Drainase Buruk, Tata Wilayah Semrawut

bandungekspres.co.id – BANJIR dan tanah longsor jadi ancaman setiap kali memasuki musim hujan. Buruknya drainase dan semrawutnya tata kelola wilayah memperparah kondisi itu. Sayang, menurut Direktur Eksekutif Nasional Walhi Nurhidayati, hingga kini belum ada satu pun daerah yang serius menerapkan prinsip mengurangi air larian (zero runoff) Artinya, air hujan begitu saja mengalir dari daerah tinggi ke kawasan yang lebih rendah tanpa meresap ke dalam tanah.

Bila kondisi tersebut dibiarkan, bencana banjir sampai kapan pun akan terus terjadi saat musim hujan tiba. ”Ekosistem yang tidak seimbang memperparah kondisi tersebut,” ujarnya kepada Jawa Pos (Jabar Ekspres Group) kemarin.

Dia menilai, sistem drainase yang diterapkan mayoritas daerah saat ini cenderung mengadopsi pola kota metropolis. Yakni, melakukan normalisasi sungai dan saluran air kompleks perumahan dengan menutup tanah resapan secara permanen dengan paving dan beton. ”Niatnya seperti prinsip jalan tol, air bisa mengalir cepat. Tapi, daerah hilir tidak diperhatikan,” tuturnya.

Sistem drainase semacam itu mestinya didukung pembangunan kantong air yang baik di kawasan hilir. Nur mencontohkan sistem saluran air di Belanda yang menyediakan ruang khusus untuk air. Negeri Kincir Angin itu melakukan naturalisasi dengan cara mengembalikan kawasan hilir sebagai kantong air. ”Kalau tidak dilakukan (naturalisasi, Red), warga yang tinggal di daerah hilir akan terus menjadi korban (banjir, Red),” ungkapnya.
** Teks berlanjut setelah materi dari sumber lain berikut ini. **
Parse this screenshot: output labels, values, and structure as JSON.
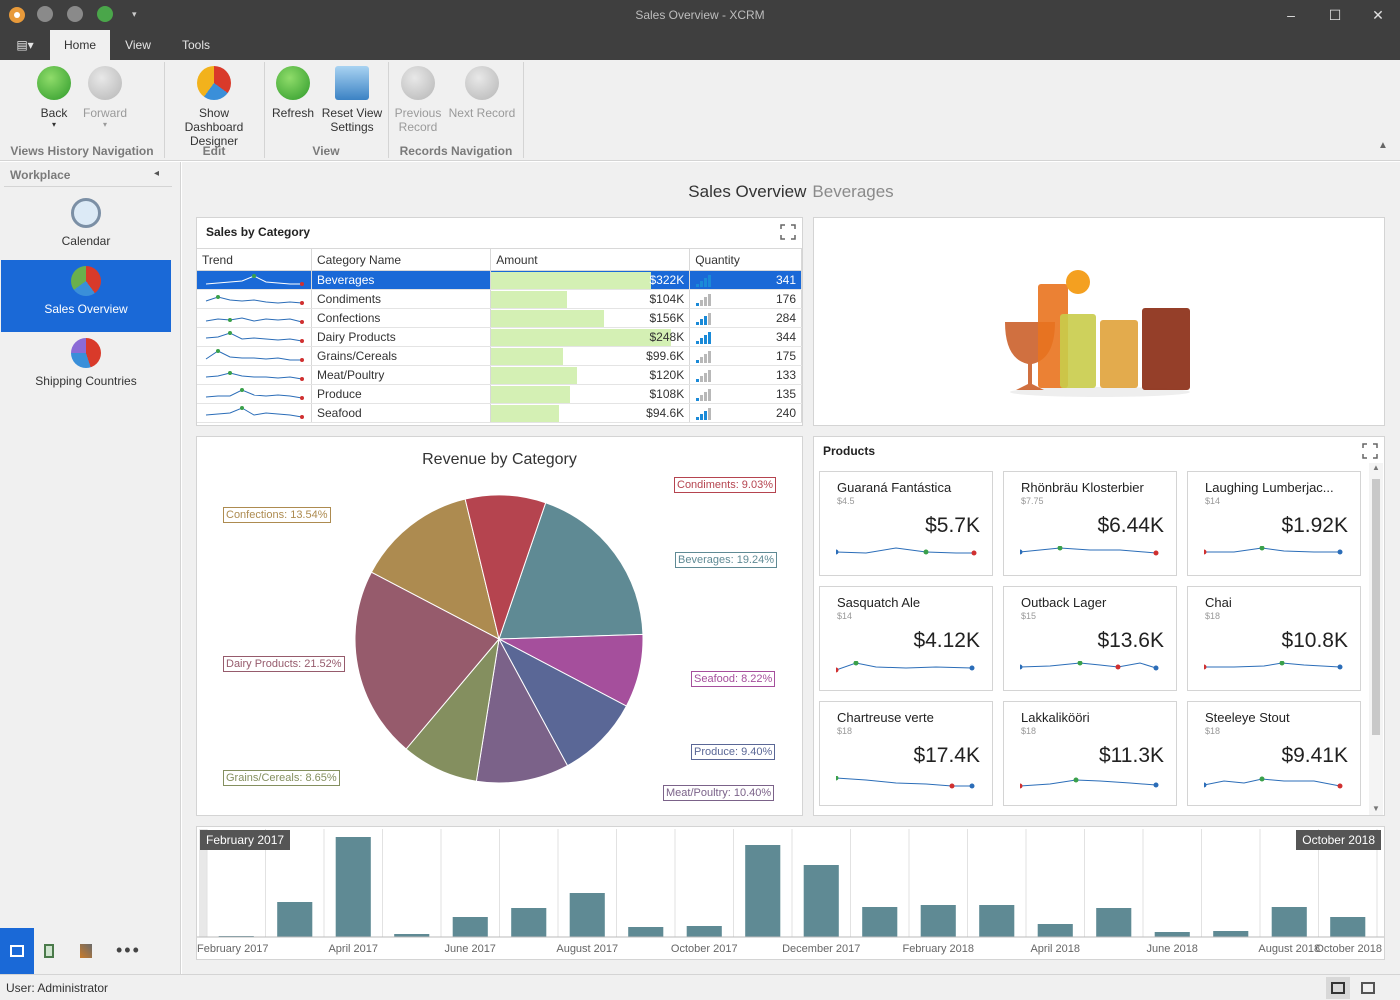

Pengendalian banjir tersebut bisa terealisasi bila seluruh pemangku kepentingan di suatu daerah memiliki komitmen kuat. Dibutuhkan pendekatan politik dalam penanganan itu. ”Sistem drainase sebenarnya bagian dasar dari tata ruang wilayah. Tapi, karena banyaknya kepentingan, membuat sistem itu sulit terealisasi,” ujarnya.

Di sisi lain, Kementerian Lingkungan Hidup dan Kehutanan (KLHK) menuding pemerintah daerah menjadi pihak yang paling bertanggung jawab atas bencana banjir dan tanah longsor di beberapa wilayah Indonesia sepanjang tahun ini. Pemda dianggap kurang maksimal dalam menyikapi peringatan dini bencana alam yang dikirim pemerintah pusat.

”Sebenarnya warning sudah kami berikan (kepada pemda, Red),” ujar Menteri LHK Siti Nurbaya Bakar. Peringatan dini itu dikirim pemerintah pusat melalui stakeholder pencegahan dan penanggulangan bencana. Selain KLHK, Kementerian Dalam Negeri (Kemendagri) juga telah mengirim surat peringatan dini bencana kepada seluruh gubernur dan bupati/wali kota.